As a wider conversation about reproducibility spread through the field of psychology, rival ways of describing p-hacking and related issues gained attention too. Columbia University statistician Andrew Gelman had used the term “the garden of forking paths” to describe the array of choices that researchers can select from when they’re embarking on a study analysis. Data mining, fishing expeditions and data dredging are other descriptors that had been applied to the act of p-hacking.

Photograph: Jeopardy Productions, Inc.

Gelman and his colleague Eric Loken didn’t care for these alternatives. In 2013, they wrote that they “regret the spread of the terms ‘fishing’ and ‘p-hacking’ (and even ‘researcher degrees of freedom’),” because they create the “misleading implication that researchers were consciously trying out many different analyses on a single data set.” The “garden of forking paths,” on the other hand, more aptly describes how researchers can get lost in all the decisions that go into data analysis, and not even realize that they’ve gone astray.

“People say p-hacking and it sounds like someone’s cheating,” Gelman says. “The flip side is that people know they didn’t cheat, so they don’t think they did anything wrong. But even if you don’t cheat, it’s still a moral error to misanalyze data on a problem of consequence.”

Simmons is sympathetic to this criticism. “We probably didn’t think enough about the connotations of the word ‘hacking,’ which implies intentions,” he says. “It sounds worse than we wanted it to.” He and his colleagues have been very explicit that p-hacking isn’t necessarily a nefarious endeavor, but rather a human one, and one that they themselves had been guilty of. At its core, p-hacking is really about confirmation bias—the human tendency to seek and preferentially find evidence that confirms what we’d like to believe, while turning a blind eye to things that might contradict our preferred truths.

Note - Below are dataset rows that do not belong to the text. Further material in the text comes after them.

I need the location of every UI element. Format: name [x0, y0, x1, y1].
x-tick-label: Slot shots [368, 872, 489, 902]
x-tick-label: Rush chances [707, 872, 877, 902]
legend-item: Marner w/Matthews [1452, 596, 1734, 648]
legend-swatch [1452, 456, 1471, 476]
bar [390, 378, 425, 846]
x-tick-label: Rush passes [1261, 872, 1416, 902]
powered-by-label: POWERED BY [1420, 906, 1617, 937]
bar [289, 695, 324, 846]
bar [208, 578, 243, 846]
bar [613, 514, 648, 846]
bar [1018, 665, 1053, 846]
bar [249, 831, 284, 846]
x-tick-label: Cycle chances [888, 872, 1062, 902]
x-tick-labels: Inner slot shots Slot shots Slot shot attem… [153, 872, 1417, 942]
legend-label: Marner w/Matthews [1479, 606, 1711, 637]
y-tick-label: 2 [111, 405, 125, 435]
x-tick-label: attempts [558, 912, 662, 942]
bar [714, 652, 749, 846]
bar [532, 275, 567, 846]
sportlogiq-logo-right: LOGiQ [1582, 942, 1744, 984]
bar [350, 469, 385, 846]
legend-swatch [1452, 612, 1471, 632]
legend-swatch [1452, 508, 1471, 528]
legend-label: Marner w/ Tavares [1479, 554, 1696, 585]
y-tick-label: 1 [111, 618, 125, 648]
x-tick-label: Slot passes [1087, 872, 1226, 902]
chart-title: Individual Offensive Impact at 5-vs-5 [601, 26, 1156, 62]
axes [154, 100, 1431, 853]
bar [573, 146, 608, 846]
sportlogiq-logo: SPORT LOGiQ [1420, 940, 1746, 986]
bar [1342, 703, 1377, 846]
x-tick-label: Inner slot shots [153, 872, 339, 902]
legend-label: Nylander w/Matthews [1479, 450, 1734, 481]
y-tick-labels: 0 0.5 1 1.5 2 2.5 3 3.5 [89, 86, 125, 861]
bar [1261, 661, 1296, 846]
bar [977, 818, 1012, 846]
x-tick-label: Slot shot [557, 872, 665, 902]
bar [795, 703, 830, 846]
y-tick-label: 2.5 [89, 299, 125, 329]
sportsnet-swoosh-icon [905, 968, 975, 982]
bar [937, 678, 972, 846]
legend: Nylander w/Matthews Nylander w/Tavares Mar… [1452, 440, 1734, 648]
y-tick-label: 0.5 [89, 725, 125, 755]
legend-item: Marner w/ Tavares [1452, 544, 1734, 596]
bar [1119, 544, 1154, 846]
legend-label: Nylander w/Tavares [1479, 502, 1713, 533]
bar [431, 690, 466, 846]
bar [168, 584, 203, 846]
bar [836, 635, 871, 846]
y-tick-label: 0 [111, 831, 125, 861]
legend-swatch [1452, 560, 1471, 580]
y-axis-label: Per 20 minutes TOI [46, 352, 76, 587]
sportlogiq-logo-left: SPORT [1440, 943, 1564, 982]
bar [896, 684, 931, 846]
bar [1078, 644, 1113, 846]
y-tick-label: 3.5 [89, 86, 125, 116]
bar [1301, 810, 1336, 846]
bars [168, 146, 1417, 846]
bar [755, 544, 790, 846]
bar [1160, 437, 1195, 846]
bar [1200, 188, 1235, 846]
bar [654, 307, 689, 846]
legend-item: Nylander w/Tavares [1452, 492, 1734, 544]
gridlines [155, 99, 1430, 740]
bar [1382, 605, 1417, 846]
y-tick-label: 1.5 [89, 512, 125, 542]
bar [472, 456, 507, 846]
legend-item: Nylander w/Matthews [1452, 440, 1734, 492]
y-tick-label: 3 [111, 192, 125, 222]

The “hacking” part makes it sound like some sort of immoral behavior, and that’s not helpful, Simmons says. “People in power don’t understand the inevitability of p-hacking in the absence of safeguards against it. They think p-hacking is something that evil people do. And since we’re not evil, we don’t have to worry about it.” But Simmons says that p-hacking is a human default: “It’s something that every single person will do, that I continue to do when I don’t preregister my studies.” Without safeguards in place, he notes, it’s almost impossible to avoid.

Still, there’s something indisputably appealing about the term p-hacking. “You can’t say that someone got their data and garden-of-forking-pathed it,” Nelson adds. “We wanted to make it into a single action term.”

Subscribe to WIRED and stay smart with more of your favorite Ideas writers.

The genesis of the term p-hacking made it easier to talk about this phenomenon across fields by harkening to the fact that this was a behavior—something researchers were actually doing in their work. Even though it was developed by psychologists, the term p-hacking was soon being used by people talking about medicine, nutrition, biology or genetics, Nelson says. “Each of these fields have their own version, and they were like, great. Now we have a term to describe whatever is our version of semilegitimate statistical practices.”

The fact that p-hacking has now spread out of science and into pop culture could indicate a watershed moment in the public understanding of science, and a growing awareness that studies can’t always be taken at face value. But it’s hard to know exactly how the term is being understood at large.

It’s even possible that the popularization of p-hacking has turned the scientific process into a caricature of itself, reinforcing harmful ideas about the scientific method. “I would hate for the concept of p-hacking boiled down to something like ‘you can make statistics say anything you want’ or, worse, that ‘scientists are liars,’” says Nuzzo, the science writer. “Because neither of those things is true.”

In a perfect world, the wider public would understand that p-hacking refers not to some lousy tendency or lazy habit particular to researchers, but one that’s present everywhere. We all p-hack, to some extent, every time we set out to understand the evidence in the world around us. If there’s a takeaway here, it’s that science is hard—and sometimes our human foibles make it even harder.